We're not getting any younger. That axiom can be said of people
in the United States and just about any other major economic power.
And as any physician will tell you, aging takes a toll on our
spines. Back pain problems tend to increase as we slow down, as
bones weaken and years of stress take their toll. But if you talk
to anyone who has had had back surgery, they'll tell you it's a
brutal experience. Surgeons take hours to carefully navigate around
nerves and other sensitive areas.
In response, San Diego-based
Nuvasive (Nasdaq: NUVA)
has come with a set of products to make back surgery a far less
onerous experience. Hundreds of new doctors are being trained on
the company's equipment every year, which is fueling white-hot
sales growth for the company. And we may only be in the middle
innings.
In conventional surgery, access to the spine is achieved by a large
incision to the front or the back of the body. Nuvasive's gear
allows doctors to make a less invasive incision in the side of the
body. The company's platform is called Maximum Access Spine (
MAS
), which provides surgeons with more than 50 tools to operate more
delicately and quickly. The platform's visualization systems avoid
nerve damage, access devices reduce trauma and cut operating times
by half and systems help patients retain a wide range of motion. In
addition, patient recovery times are faster, hospital stays are
shorter and the body suffers less blood loss and trauma.
All of those advantages have made the MAS an easy sell for doctors
and patients, enabling Nuvasive to steadily take market share .
Sales have risen at least +48% every year for the last seven years,
from less than $50 million in 2004 to $370 million last year. The
company believes it can approach $500 million in sales this year
and approach $1 billion in sales within the next five years. (The
entire spinal surgery market stood at $6.8 billion in 2009, and is
growing at a double-digit clip, according to the North American
Spine Society).
The bullish forecast stems from a host of factors. For starters,
the company is still poised for further market share gains with the
MAS platform in the United States, as 400 new doctors are trained
on the system each year.
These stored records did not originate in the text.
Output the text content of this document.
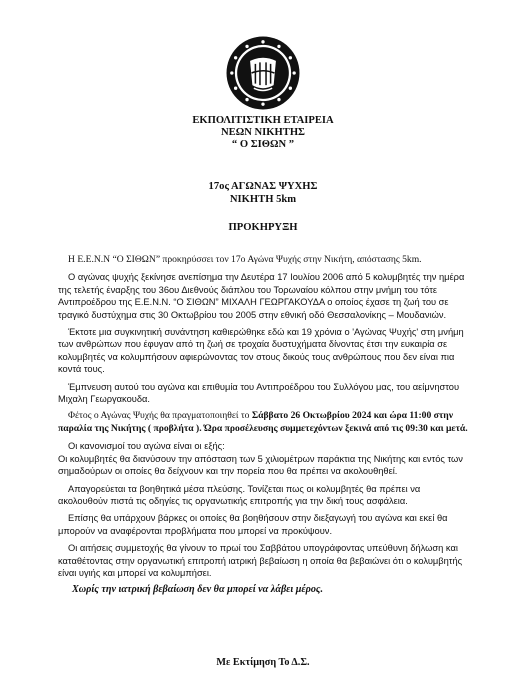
ΕΚΠΟΛΙΤΙΣΤΙΚΗ ΕΤΑΙΡΕΙΑ
ΝΕΩΝ ΝΙΚΗΤΗΣ
“ Ο ΣΙΘΩΝ ”
17ος ΑΓΩΝΑΣ ΨΥΧΗΣ
ΝΙΚΗΤΗ 5km
ΠΡΟΚΗΡΥΞΗ

Η Ε.Ε.Ν.Ν “Ο ΣΙΘΩΝ” προκηρύσσει τον 17ο Αγώνα Ψυχής στην Νικήτη, απόστασης 5km.

Ο αγώνας ψυχής ξεκίνησε ανεπίσημα την Δευτέρα 17 Ιουλίου 2006 από 5 κολυμβητές την ημέρα της τελετής έναρξης του 36ου Διεθνούς διάπλου του Τορωναίου κόλπου στην μνήμη του τότε Αντιπροέδρου της Ε.Ε.Ν.Ν. “Ο ΣΙΘΩΝ” ΜΙΧΑΛΗ ΓΕΩΡΓΑΚΟΥΔΑ ο οποίος έχασε τη ζωή του σε τραγικό δυστύχημα στις 30 Οκτωβρίου του 2005 στην εθνική οδό Θεσσαλονίκης – Μουδανιών.

Έκτοτε μια συγκινητική συνάντηση καθιερώθηκε εδώ και 19 χρόνια ο 'Αγώνας Ψυχής' στη μνήμη των ανθρώπων που έφυγαν από τη ζωή σε τροχαία δυστυχήματα δίνοντας έτσι την ευκαιρία σε κολυμβητές να κολυμπήσουν αφιερώνοντας τον στους δικούς τους ανθρώπους που δεν είναι πια κοντά τους.

Έμπνευση αυτού του αγώνα και επιθυμία του Αντιπροέδρου του Συλλόγου μας, του αείμνηστου Μιχαλη Γεωργακουδα.

Φέτος ο Αγώνας Ψυχής θα πραγματοποιηθεί το Σάββατο 26 Οκτωβρίου 2024 και ώρα 11:00 στην παραλία της Νικήτης ( προβλήτα ). Ώρα προσέλευσης συμμετεχόντων ξεκινά από τις 09:30 και μετά.

Οι κανονισμοί του αγώνα είναι οι εξής:

Οι κολυμβητές θα διανύσουν την απόσταση των 5 χιλιομέτρων παράκτια της Νικήτης και εντός των σημαδούρων οι οποίες θα δείχνουν και την πορεία που θα πρέπει να ακολουθηθεί.

Απαγορεύεται τα βοηθητικά μέσα πλεύσης. Τονίζεται πως οι κολυμβητές θα πρέπει να ακολουθούν πιστά τις οδηγίες τις οργανωτικής επιτροπής για την δική τους ασφάλεια.

Επίσης θα υπάρχουν βάρκες οι οποίες θα βοηθήσουν στην διεξαγωγή του αγώνα και εκεί θα μπορούν να αναφέρονται προβλήματα που μπορεί να προκύψουν.

Οι αιτήσεις συμμετοχής θα γίνουν το πρωί του Σαββάτου υπογράφοντας υπεύθυνη δήλωση και καταθέτοντας στην οργανωτική επιτροπή ιατρική βεβαίωση η οποία θα βεβαιώνει ότι ο κολυμβητής είναι υγιής και μπορεί να κολυμπήσει.

Χωρίς την ιατρική βεβαίωση δεν θα μπορεί να λάβει μέρος.

Με Εκτίμηση Το Δ.Σ.
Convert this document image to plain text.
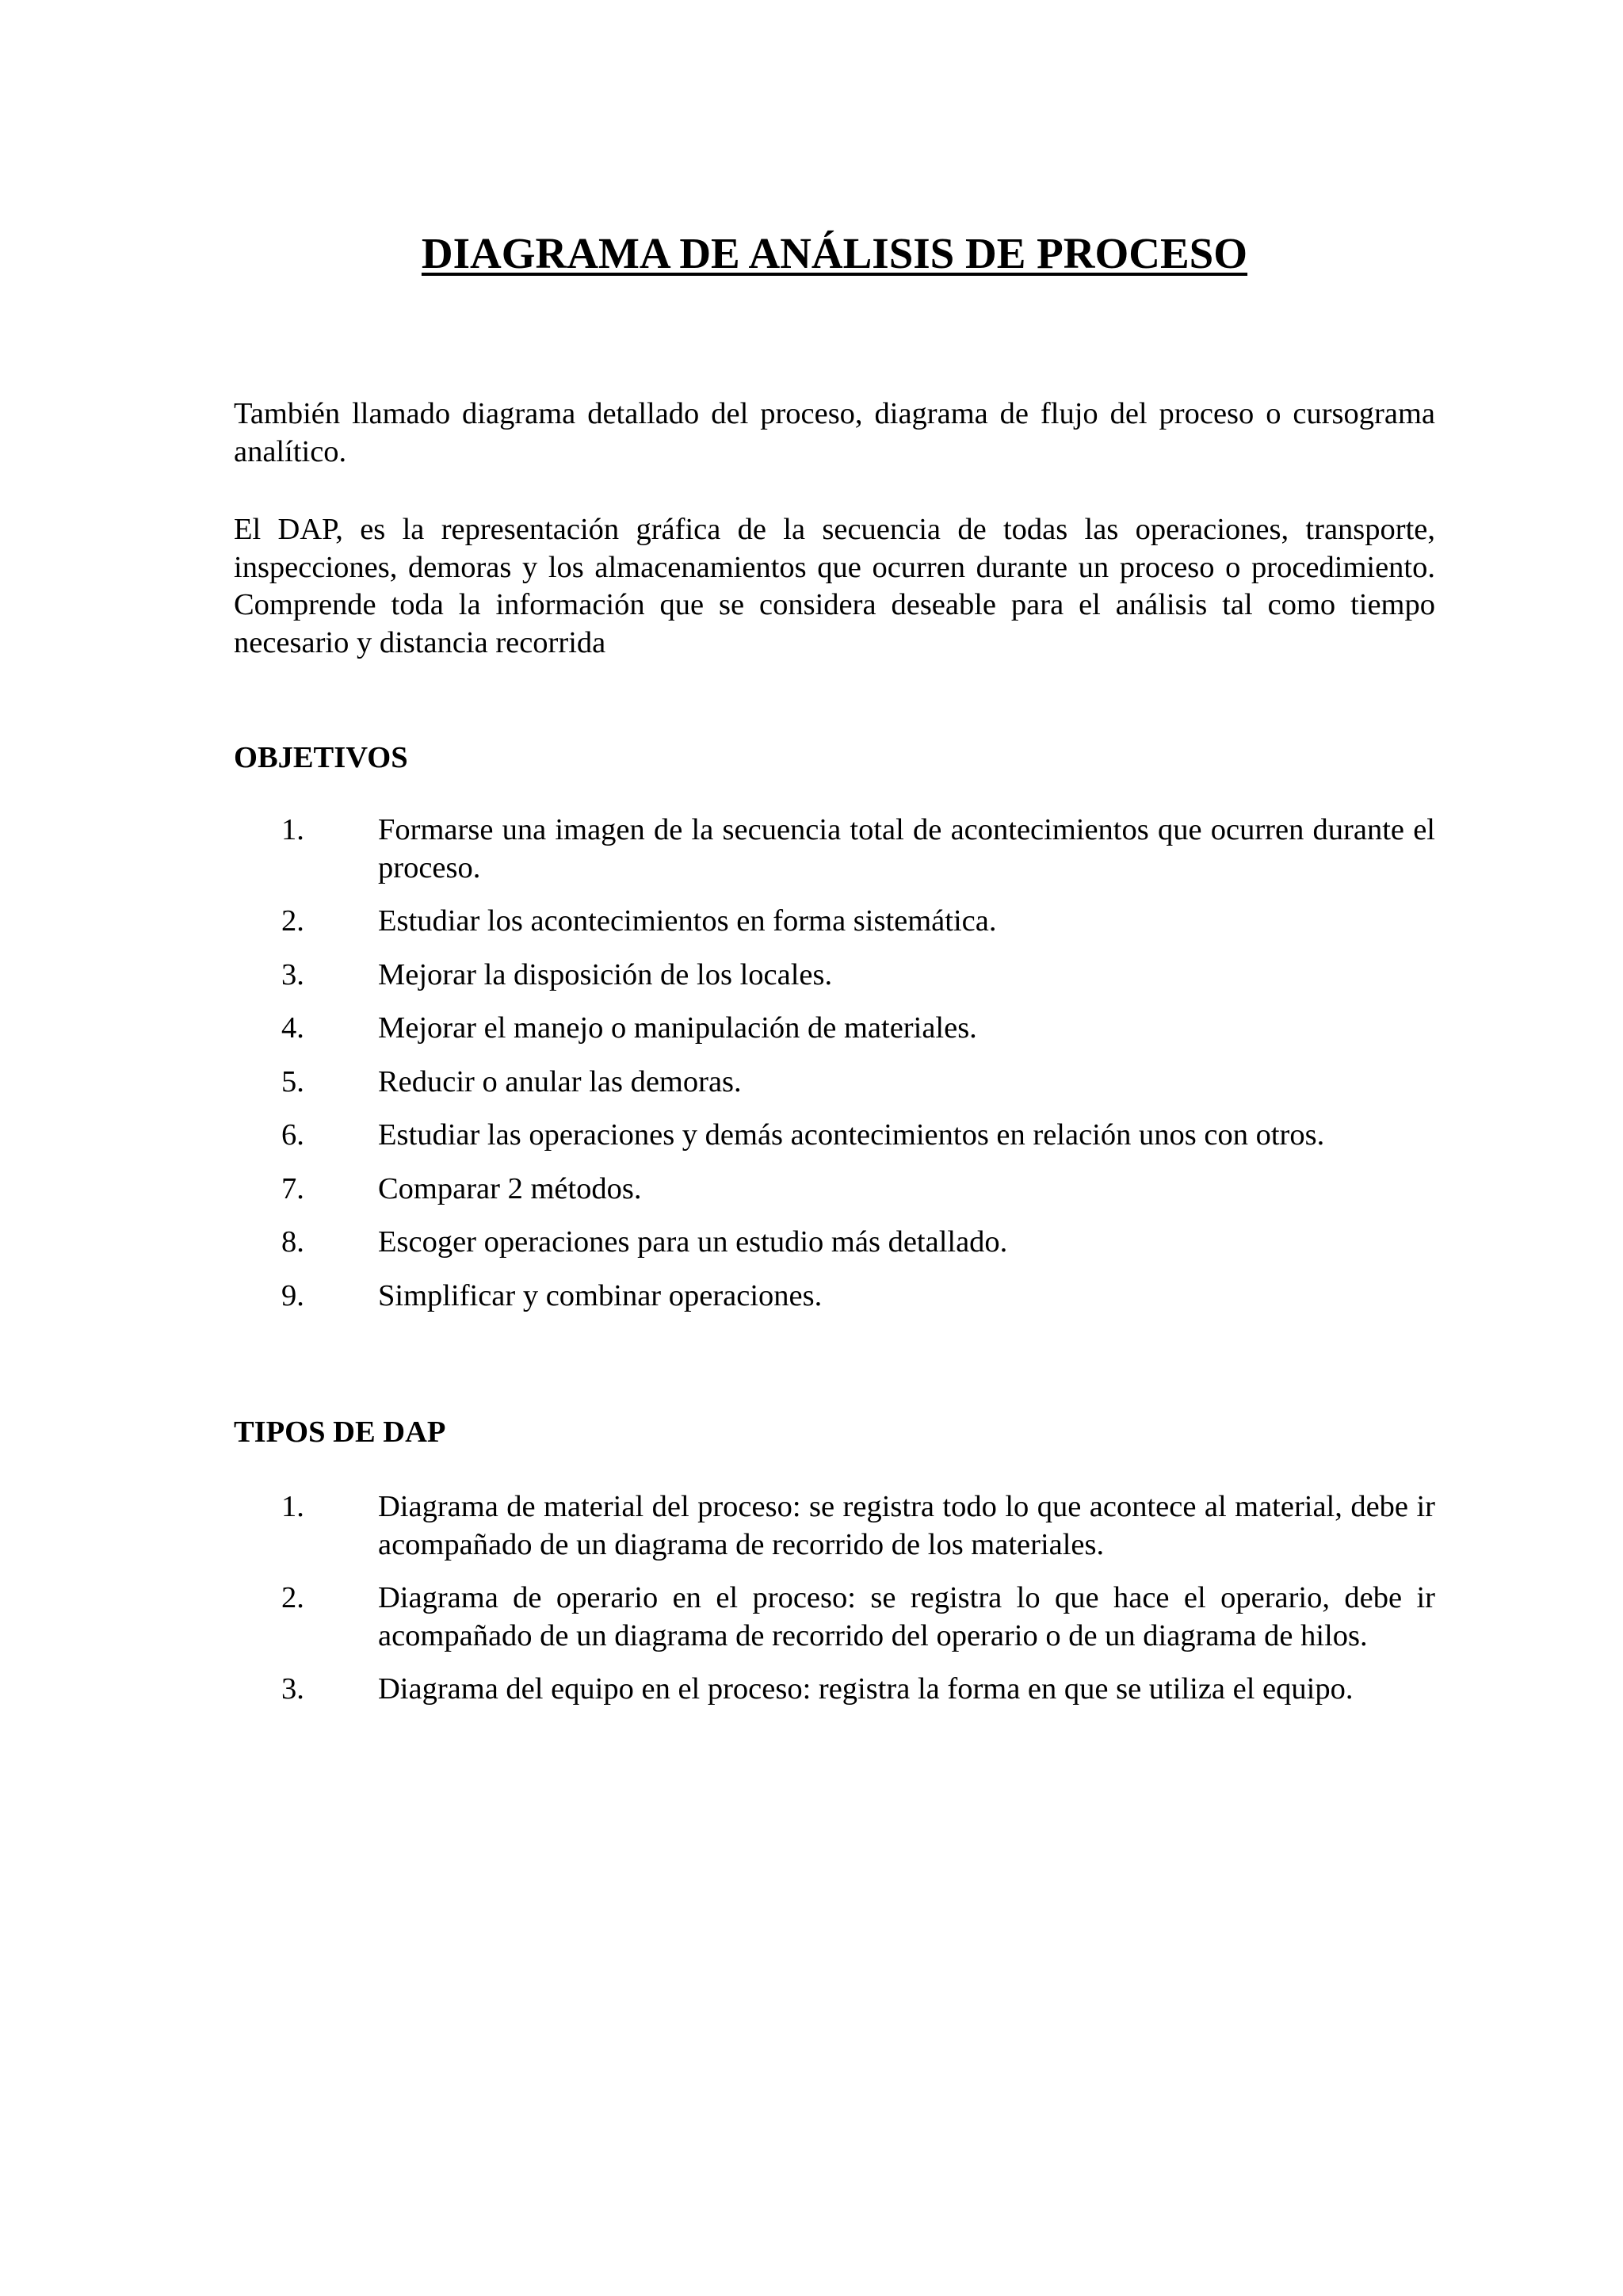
DIAGRAMA DE ANÁLISIS DE PROCESO

También llamado diagrama detallado del proceso, diagrama de flujo del proceso o cursograma analítico.

El DAP, es la representación gráfica de la secuencia de todas las operaciones, transporte, inspecciones, demoras y los almacenamientos que ocurren durante un proceso o procedimiento. Comprende toda la información que se considera deseable para el análisis tal como tiempo necesario y distancia recorrida

OBJETIVOS
1. Formarse una imagen de la secuencia total de acontecimientos que ocurren durante el proceso.
2. Estudiar los acontecimientos en forma sistemática.
3. Mejorar la disposición de los locales.
4. Mejorar el manejo o manipulación de materiales.
5. Reducir o anular las demoras.
6. Estudiar las operaciones y demás acontecimientos en relación unos con otros.
7. Comparar 2 métodos.
8. Escoger operaciones para un estudio más detallado.
9. Simplificar y combinar operaciones.
TIPOS DE DAP
1. Diagrama de material del proceso: se registra todo lo que acontece al material, debe ir acompañado de un diagrama de recorrido de los materiales.
2. Diagrama de operario en el proceso: se registra lo que hace el operario, debe ir acompañado de un diagrama de recorrido del operario o de un diagrama de hilos.
3. Diagrama del equipo en el proceso: registra la forma en que se utiliza el equipo.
Only 10% of all back surgeons have been
trained on the platform thus far. To train those physicians, the
company's exclusive sales force is expanding from 300 to 500. The
overall market opportunity should steadily expand as 13,000
Americans turn 60 every day for the next 20 years.
Nuvasive recently made a pair of acquisitions to bolster its
position in bone graft regeneration and in the field of cervical
disc replacement. The company is also rolling out new products
targeting specific back ailments like deformity and scoliosis.
Lastly, the company is just getting underway in the untapped
international market. International sales accounted for just 3% of
revenue in 2009, but with new offices opened in Germany, Australia,
the U.K. and elsewhere, that figure should rise to 10% to 15%
within a few years.
Shares of Nuvasive swooned this past winter when major insurers
classified the company's platform as "experimental" and thus not
eligible for reimbursement. But in early March,
Aetna (NYSE: AET
) and
United HealthCare (
UNH
)
relented and began authorizing full reimbursement for most
procedures. That helped push shares back up, and the stock could
gain another lift if
Cigna (
CI
)
and
Humana (
HUM
)
also remove the "experimental" designation. The decision should be
a no-brainer, as Nuvasive's MAS platform is actually more
cost-effective than other approaches when hospital stays and other
factors are accounted for.
As is the case with many high-growth stocks, shares look expensive
based on current operating metrics, but attractive based on
longer-term metrics. For example, the P/E ratio on likely 2010
profits is about 35. But assuming the company can build revenue to
about $700 million by 2012, profits would likely exceed $3 a
share, implying a much more reasonable forward P/E of 14. Of
course, the days of +50% top-line growth are well behind, but +20%
annual sales growth and +30% to +40% annual profit growth appear
quite feasible during the next three to five years. In that light,
a P/E of 20 on projected 2012 profits yields a $60 target -- nearly
+50% above current levels.
-- David Sterman
Contributor
StreetAuthority
Disclosure: David Sterman does not own shares of any security
mentioned in this article.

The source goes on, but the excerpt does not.